船とはいっても瀬戸内海の真ん中を走るので寝るまでの間普通にスマホを使えていたのだけど、船の外側にあって窓があるDXとは違って、一般的なシングルの部屋は船体中央にあるため携帯電話の電波が通じにくいらしく、これだけでも随分な差だと感じた。

船内レストランも豪華

一息ついてまずは腹ごしらえだとレストランへと繰り出した。
入口には各種地酒や焼酎のサーバーがずらりと並んでいて思わず唾をのんだんだけど、コロナ禍のため販売休止。
その代わり、マンボウが明けてカウンターでは普通にお酒を買うことができるようになっていたのでセーフだった。

お目当てはもちろん、宇和島鯛めし。

ブランド鯛の鯛一郎くん(函館の回転寿司でも食べられる)を、生卵とだしを溶いたタレに浸してご飯に乗っけて食べるという究極のメニュー。
そしてお供には愛媛の地酒、石鎚の純米吟醸という完璧な布陣だ。

それにしてもこの料理、美味い鯛を食べ飽きた人向けのメニューという感じさえもする。
別途わさびと醤油をもらって普通に刺身として食べても美味いのに、そこにあえて卵を絡めていくという貴族的発想だ。
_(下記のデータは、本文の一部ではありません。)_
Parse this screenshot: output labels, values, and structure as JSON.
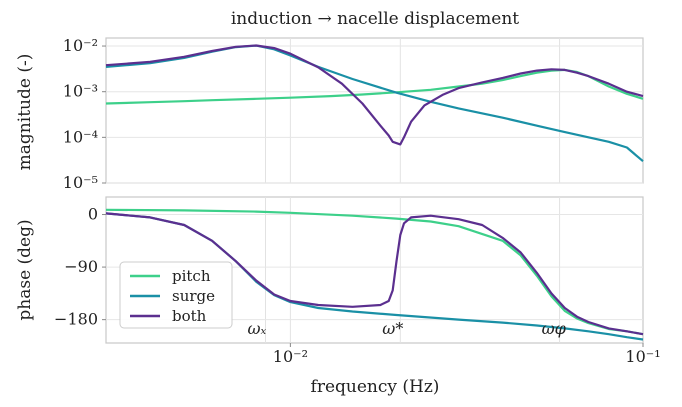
{
  "chart_data": {
    "type": "line",
    "title": "induction → nacelle displacement",
    "xlabel": "frequency (Hz)",
    "xscale": "log",
    "xlim": [
      0.003,
      0.1
    ],
    "x_tick_labels": [
      "10⁻²",
      "10⁻¹"
    ],
    "grid": true,
    "annotations": [
      {
        "text": "ωₓ",
        "x": 0.0085
      },
      {
        "text": "ω*",
        "x": 0.0205
      },
      {
        "text": "ωφ",
        "x": 0.058
      }
    ],
    "legend": {
      "position": "bottom-left of lower panel",
      "entries": [
        "pitch",
        "surge",
        "both"
      ]
    },
    "colors": {
      "pitch": "#3dd08a",
      "surge": "#1a90a6",
      "both": "#5b2f8f"
    },
    "panels": [
      {
        "name": "magnitude",
        "ylabel": "magnitude (-)",
        "yscale": "log",
        "ylim": [
          1e-05,
          0.015
        ],
        "y_tick_labels": [
          "10⁻²",
          "10⁻³",
          "10⁻⁴",
          "10⁻⁵"
        ],
        "series": [
          {
            "name": "pitch",
            "x": [
              0.003,
              0.004,
              0.005,
              0.006,
              0.008,
              0.01,
              0.013,
              0.016,
              0.02,
              0.025,
              0.03,
              0.035,
              0.04,
              0.045,
              0.05,
              0.055,
              0.06,
              0.065,
              0.07,
              0.08,
              0.09,
              0.1
            ],
            "y": [
              0.00055,
              0.00059,
              0.00062,
              0.00065,
              0.0007,
              0.00074,
              0.0008,
              0.00087,
              0.00097,
              0.0011,
              0.0013,
              0.0015,
              0.0018,
              0.0022,
              0.0026,
              0.0029,
              0.003,
              0.0027,
              0.0022,
              0.0013,
              0.0009,
              0.0007
            ]
          },
          {
            "name": "surge",
            "x": [
              0.003,
              0.004,
              0.005,
              0.006,
              0.007,
              0.008,
              0.009,
              0.01,
              0.012,
              0.015,
              0.02,
              0.025,
              0.03,
              0.04,
              0.05,
              0.06,
              0.07,
              0.08,
              0.09,
              0.1
            ],
            "y": [
              0.0035,
              0.0042,
              0.0055,
              0.0075,
              0.0095,
              0.0102,
              0.0085,
              0.0062,
              0.0035,
              0.0019,
              0.00095,
              0.0006,
              0.00043,
              0.00027,
              0.00018,
              0.00013,
              0.0001,
              8e-05,
              6e-05,
              3e-05
            ]
          },
          {
            "name": "both",
            "x": [
              0.003,
              0.004,
              0.005,
              0.006,
              0.007,
              0.008,
              0.009,
              0.01,
              0.012,
              0.014,
              0.016,
              0.018,
              0.019,
              0.0195,
              0.0205,
              0.021,
              0.022,
              0.024,
              0.027,
              0.03,
              0.035,
              0.04,
              0.045,
              0.05,
              0.055,
              0.06,
              0.065,
              0.07,
              0.08,
              0.09,
              0.1
            ],
            "y": [
              0.0038,
              0.0045,
              0.0058,
              0.0078,
              0.0096,
              0.0103,
              0.009,
              0.0068,
              0.0034,
              0.0015,
              0.00055,
              0.00018,
              0.00011,
              8e-05,
              7e-05,
              0.0001,
              0.00022,
              0.0005,
              0.00085,
              0.0012,
              0.0016,
              0.002,
              0.0025,
              0.0029,
              0.0031,
              0.003,
              0.0026,
              0.0022,
              0.0015,
              0.001,
              0.0008
            ]
          }
        ]
      },
      {
        "name": "phase",
        "ylabel": "phase (deg)",
        "ylim": [
          -220,
          30
        ],
        "y_ticks": [
          0,
          -90,
          -180
        ],
        "y_tick_labels": [
          "0",
          "−90",
          "−180"
        ],
        "series": [
          {
            "name": "pitch",
            "x": [
              0.003,
              0.005,
              0.008,
              0.01,
              0.015,
              0.02,
              0.025,
              0.03,
              0.04,
              0.045,
              0.05,
              0.055,
              0.06,
              0.065,
              0.07,
              0.08,
              0.09,
              0.1
            ],
            "y": [
              8,
              7,
              5,
              3,
              -2,
              -7,
              -12,
              -20,
              -45,
              -70,
              -105,
              -140,
              -165,
              -178,
              -186,
              -196,
              -200,
              -205
            ]
          },
          {
            "name": "surge",
            "x": [
              0.003,
              0.004,
              0.005,
              0.006,
              0.007,
              0.008,
              0.009,
              0.01,
              0.012,
              0.015,
              0.02,
              0.03,
              0.04,
              0.05,
              0.06,
              0.07,
              0.08,
              0.09,
              0.1
            ],
            "y": [
              2,
              -5,
              -18,
              -45,
              -80,
              -115,
              -138,
              -150,
              -160,
              -166,
              -172,
              -180,
              -185,
              -190,
              -195,
              -200,
              -205,
              -210,
              -214
            ]
          },
          {
            "name": "both",
            "x": [
              0.003,
              0.004,
              0.005,
              0.006,
              0.007,
              0.008,
              0.009,
              0.01,
              0.012,
              0.015,
              0.018,
              0.019,
              0.0195,
              0.02,
              0.0205,
              0.021,
              0.022,
              0.025,
              0.03,
              0.035,
              0.04,
              0.045,
              0.05,
              0.055,
              0.06,
              0.065,
              0.07,
              0.08,
              0.09,
              0.1
            ],
            "y": [
              2,
              -5,
              -18,
              -45,
              -80,
              -113,
              -137,
              -148,
              -155,
              -158,
              -155,
              -148,
              -130,
              -80,
              -35,
              -15,
              -5,
              -2,
              -8,
              -18,
              -40,
              -65,
              -100,
              -135,
              -160,
              -175,
              -184,
              -195,
              -200,
              -205
            ]
          }
        ]
      }
    ]
  }
}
あと、小鉢と漬物がやたらと美味しかったのが良かった。
トラックドライバーが多いせいか周りのお客さんは唐揚げ定食の注文率が高く、復路で乗船するときにはそっちに手を出してみようと思った。

お風呂も広々

おなかがいっぱいになったところで展望大浴場へ。
展望という割に外の景色は全然見えないけれど、広い湯船に入れるというだけで天国気分。
特に翌日に泊まったホテルはユニットバスしかないタイプだったので、疲れた体をたっぷりのお湯でふやかす喜びが味わえず、オレンジフェリーのことを懐かしく思い出したりもした。


そんな感じでオレンジフェリーはホテルとしても快適なのにそれが寝ているうちに動いて目的地まで連れて行ってくれるという神サービスだった。
www.orange-ferry.co.jp

地元だと青函フェリーしかなくて、3時間40分という微妙な時間だから寝ているわけにもいかないし、雑魚寝の2等寝台でいいし、そもそも新幹線の方が速いじゃんってことでほぼほぼ使う機会がないからフェリーという乗り物自体の存在を見くびっていた感がある。

おなじく大阪南港から出ているフェリーとしては、さんふらわあ別府と志布志がそれぞれ1955発なので、次にマイルがたまったら九州行は全然ありかもしれない。


夜中にふと目覚めて外を見れば、頭上には瀬戸大橋が。
streamable.com
これは吉兆に違いない。
明日からのしまなみ海道ライドはきっといい旅になるだろうと思いながら再び寝床についたのだった。